La serie “poe-canciones” se ha convertido sin querer en un tinto de verano, espumoso, vaporoso, vagaroso y todos aquellos palabros que terminen en oso, como mi padre, de quien yo heredé un parecido por los pelos.

Pero no era de pelos ni de osos ni de tintos de verano de lo que yo quería hablar, sino de recuentos.

-¿Como éste?:

“Contó los palmos de tierra
que en vano araba y araba,
contó los granos de trigo,
contó el maíz y las habas”.

-Muy bucólico, muy lírico, pero tengo que decirte

“Que no, que no, que no es tuyo
mi corazón esta tarde
hay otro cirio que quema
hay otra cera que arde”.

En fin, el recuento que vamos a hacer es de amor, si es que el amor es recontable, para lo que antes hay que saber si se puede cuantificar, y aun cuantificar por parcelas. Es verdad que solemos decir expresiones de este tipo: “Mi amor es inmenso” Pero ¿cuánto de inmenso? También solemos decir: “Te quiero más cada día” Pero ¿cuánto la querías ayer?

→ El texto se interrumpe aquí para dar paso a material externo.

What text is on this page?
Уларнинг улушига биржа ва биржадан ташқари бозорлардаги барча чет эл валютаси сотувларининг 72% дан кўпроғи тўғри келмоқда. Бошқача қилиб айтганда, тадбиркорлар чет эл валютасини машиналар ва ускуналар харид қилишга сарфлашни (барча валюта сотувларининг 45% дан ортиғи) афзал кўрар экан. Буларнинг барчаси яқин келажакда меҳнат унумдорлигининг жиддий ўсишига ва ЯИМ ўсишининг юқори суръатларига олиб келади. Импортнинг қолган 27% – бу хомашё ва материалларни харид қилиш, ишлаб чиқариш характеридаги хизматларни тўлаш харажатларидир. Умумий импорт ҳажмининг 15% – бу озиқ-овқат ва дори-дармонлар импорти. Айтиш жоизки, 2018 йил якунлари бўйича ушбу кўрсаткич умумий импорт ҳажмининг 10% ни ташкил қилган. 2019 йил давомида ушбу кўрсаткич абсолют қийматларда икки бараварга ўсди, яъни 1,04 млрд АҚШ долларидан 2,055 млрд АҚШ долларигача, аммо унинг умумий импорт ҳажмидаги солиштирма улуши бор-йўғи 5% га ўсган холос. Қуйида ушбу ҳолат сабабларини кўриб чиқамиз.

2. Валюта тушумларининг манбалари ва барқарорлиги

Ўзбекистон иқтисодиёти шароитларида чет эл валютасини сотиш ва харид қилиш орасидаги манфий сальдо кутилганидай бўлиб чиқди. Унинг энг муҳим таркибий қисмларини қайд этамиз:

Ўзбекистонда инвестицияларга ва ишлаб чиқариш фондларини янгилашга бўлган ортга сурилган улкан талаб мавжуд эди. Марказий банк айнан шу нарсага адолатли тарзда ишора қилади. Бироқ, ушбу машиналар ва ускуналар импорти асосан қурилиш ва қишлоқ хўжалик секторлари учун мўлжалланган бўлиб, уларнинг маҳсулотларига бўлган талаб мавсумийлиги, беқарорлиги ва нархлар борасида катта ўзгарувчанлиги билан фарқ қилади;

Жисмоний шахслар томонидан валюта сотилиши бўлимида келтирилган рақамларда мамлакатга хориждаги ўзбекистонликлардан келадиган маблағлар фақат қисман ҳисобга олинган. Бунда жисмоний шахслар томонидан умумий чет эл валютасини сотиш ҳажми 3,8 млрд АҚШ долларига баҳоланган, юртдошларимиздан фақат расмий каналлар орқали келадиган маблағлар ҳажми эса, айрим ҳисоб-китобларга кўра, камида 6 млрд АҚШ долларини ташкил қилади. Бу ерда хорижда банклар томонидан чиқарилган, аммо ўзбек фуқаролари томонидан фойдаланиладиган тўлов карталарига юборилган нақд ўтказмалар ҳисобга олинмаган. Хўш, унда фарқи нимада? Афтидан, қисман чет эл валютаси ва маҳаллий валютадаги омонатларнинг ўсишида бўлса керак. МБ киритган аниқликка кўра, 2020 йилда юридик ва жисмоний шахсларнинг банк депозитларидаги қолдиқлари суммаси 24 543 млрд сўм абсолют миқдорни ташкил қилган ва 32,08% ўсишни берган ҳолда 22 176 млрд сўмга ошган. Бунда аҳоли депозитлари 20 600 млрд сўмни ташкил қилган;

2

En esa tesitura me puse y, claro, no me quedó más remedio que tirar de calculadora. Es decir, mandar que otro tirara de calculadora ¿Que quién? El destinatario del amor, naturalmente ¿Qué otro va a tener la necesaria paciencia, si los amores declarados son a veces eternos? A mí me pareció que el recuento podía hacerse igual que en el supermercado: yo iba poniendo los artículos sobre la mesa y la destinataria de mi amor, mi cajera personal, los iba registrando en la caja. Lo que pasa es que fue tanto el amor que le declaré que aquel día no se pudo hacer el arqueo.

Además, los códigos de barras de los artículos no eran fácilmente identificables por el lector electrónico. “Números cantan –se quejaba éste- pero tú me estás poniendo ante los ojos unos valores etéreos. Cuantifica, por favor, cuantifica”.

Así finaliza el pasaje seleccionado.